Formidable lawyers prove part-time work is effective

A list of successful corporate part-timers shows that flexible working doesn’t have to hinder a legal career.

This year’s Part-Time Power List is proof that part-time and flexible workers can still make waves at the top end of town.

Profiling 26 corporate leaders, including five prominent lawyers, the list researched by and published on Women’s Agenda this morning, includes many corporate powerhouses all working with flexible employers.

ProfessionalMums CEO Kate Mills said the false perception that part-time work is career-stunter, is slowly changing.

“It used to be that if you chose to work flexibly or part-time you were perceived as not being serious about your career and relegated to less serious roles,” she said.

“This year’s part-time powerful people are at the top of their game running large teams and working in traditional disciplines such as mergers and acquisition.”
McCullough Robertson Lawyers partner Samantha Daly works a four-day-week with one day from home.  She said she has never felt as though working part-time would hinder her career.

“I have been working flexibly since I started with McCullough Robertson and as a partner was initially working three days a week, increasing to four days this year,” she told Australasian Lawyer.

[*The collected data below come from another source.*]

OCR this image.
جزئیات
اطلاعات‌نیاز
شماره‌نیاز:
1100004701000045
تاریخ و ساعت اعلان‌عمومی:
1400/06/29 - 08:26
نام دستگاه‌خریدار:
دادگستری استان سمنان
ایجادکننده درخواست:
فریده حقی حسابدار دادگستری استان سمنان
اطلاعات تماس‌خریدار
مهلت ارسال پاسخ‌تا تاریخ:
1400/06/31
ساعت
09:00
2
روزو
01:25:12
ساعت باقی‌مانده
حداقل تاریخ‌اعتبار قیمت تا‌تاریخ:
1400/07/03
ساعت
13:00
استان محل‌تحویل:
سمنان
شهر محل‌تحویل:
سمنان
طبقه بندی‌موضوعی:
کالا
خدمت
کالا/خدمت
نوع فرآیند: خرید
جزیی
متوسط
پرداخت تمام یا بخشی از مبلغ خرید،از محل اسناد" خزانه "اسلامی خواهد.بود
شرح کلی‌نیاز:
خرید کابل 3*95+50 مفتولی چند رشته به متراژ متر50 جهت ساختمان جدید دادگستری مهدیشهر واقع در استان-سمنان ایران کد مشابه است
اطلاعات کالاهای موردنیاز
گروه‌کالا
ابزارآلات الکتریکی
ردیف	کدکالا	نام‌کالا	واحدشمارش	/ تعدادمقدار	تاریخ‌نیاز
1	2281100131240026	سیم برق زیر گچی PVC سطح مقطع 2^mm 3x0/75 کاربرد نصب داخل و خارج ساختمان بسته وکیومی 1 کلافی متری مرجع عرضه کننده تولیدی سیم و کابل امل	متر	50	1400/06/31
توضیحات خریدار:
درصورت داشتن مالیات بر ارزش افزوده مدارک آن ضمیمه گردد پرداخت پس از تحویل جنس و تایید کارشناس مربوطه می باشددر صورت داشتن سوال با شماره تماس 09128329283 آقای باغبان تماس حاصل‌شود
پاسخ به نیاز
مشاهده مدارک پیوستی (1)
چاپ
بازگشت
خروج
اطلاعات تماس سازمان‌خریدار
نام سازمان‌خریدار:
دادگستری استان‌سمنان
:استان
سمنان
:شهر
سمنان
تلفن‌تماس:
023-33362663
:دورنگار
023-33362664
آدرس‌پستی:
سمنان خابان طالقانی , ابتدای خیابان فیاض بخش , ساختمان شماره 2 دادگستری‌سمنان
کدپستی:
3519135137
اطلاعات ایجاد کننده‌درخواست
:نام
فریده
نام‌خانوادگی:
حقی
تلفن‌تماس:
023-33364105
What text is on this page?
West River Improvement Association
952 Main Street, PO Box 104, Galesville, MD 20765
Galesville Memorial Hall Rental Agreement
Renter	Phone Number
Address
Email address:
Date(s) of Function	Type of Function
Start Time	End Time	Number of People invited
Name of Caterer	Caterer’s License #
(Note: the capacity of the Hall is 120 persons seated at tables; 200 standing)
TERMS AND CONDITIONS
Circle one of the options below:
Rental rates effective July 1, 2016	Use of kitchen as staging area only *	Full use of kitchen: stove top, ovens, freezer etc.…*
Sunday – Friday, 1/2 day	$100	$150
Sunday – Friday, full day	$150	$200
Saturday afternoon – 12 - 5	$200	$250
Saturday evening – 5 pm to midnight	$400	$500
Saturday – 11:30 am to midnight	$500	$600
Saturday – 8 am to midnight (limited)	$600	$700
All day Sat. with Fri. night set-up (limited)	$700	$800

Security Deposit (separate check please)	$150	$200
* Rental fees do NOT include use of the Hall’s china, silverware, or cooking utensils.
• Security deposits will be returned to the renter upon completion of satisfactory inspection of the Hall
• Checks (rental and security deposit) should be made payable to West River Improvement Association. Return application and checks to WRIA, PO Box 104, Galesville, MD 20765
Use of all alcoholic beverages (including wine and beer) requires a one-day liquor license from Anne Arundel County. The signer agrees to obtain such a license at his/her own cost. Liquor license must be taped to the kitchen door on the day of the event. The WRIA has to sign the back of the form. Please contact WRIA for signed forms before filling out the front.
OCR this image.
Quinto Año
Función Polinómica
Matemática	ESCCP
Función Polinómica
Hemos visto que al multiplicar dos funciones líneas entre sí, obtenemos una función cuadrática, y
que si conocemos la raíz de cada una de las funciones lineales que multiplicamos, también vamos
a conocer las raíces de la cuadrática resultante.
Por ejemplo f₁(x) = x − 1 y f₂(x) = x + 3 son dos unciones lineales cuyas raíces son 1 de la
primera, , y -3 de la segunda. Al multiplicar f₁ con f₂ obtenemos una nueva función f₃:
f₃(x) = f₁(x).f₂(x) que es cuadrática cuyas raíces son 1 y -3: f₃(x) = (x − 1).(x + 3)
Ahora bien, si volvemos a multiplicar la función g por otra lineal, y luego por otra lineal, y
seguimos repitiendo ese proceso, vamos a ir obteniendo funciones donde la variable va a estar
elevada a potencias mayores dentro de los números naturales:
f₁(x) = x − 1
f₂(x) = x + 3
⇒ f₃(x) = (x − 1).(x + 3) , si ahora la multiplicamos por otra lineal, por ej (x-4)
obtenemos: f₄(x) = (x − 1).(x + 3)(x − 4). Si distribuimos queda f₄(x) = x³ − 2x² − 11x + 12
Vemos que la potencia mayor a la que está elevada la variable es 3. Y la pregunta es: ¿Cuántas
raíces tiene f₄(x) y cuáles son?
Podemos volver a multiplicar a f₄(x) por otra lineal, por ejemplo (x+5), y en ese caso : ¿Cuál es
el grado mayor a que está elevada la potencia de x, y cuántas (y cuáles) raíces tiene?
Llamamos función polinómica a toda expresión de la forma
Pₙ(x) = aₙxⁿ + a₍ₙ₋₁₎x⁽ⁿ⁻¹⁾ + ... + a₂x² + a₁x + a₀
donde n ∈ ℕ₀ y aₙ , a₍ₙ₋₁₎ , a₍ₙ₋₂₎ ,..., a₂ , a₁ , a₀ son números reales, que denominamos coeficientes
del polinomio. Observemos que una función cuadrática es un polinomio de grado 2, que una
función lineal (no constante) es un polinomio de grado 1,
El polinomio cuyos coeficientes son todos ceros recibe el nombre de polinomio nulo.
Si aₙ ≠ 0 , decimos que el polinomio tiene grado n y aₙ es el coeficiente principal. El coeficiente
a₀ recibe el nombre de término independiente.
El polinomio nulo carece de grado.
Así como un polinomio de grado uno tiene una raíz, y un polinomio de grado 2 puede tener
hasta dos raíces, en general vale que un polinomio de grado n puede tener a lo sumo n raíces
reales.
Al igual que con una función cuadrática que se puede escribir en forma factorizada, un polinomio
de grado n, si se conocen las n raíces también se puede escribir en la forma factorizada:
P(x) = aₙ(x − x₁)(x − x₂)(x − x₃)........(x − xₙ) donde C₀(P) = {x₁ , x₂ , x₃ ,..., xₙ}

“I honestly believe that part-time workers are not only incredibly efficient and productive, but are also engaged, committed and happy at work.

“The most significant challenge I see going forward is getting to a position in the legal industry where men are comfortable to seek flexible working arrangements and breaking down the assumption that flexible work is only a ‘female issue’.  The more that people see flexible work working around them, the more they will believe.”

While Daly partially puts her success down to having a support firm, she said women need to put themselves forward for promotions in order to conquer unconscious bias.

“The ability to ‘lean in’ is critical if women are going to progress their career in what is largely a male dominated environment, particularly at the senior levels within a firm,” Daly said.

“Women need to back themselves, identify their ‘champions’ within an organisation and fight the ‘but I don’t think I am quite ready for that yet’ feeling in order to have the courage to put their hand up for promotion and/or pay increases as their male counterparts are doing.”

Suncorp associate general counsel, Michelle Bain, Serco Asia Pacific legal counsel, Anna Kuperman and Arup principal/ regional legal counsel, Kiri Parr as well as The Fred Hollows Foundation general counsel jobsharers, Soraya Mir and Katrin O’Sullivan, were the other lawyers profiled in this year’s list.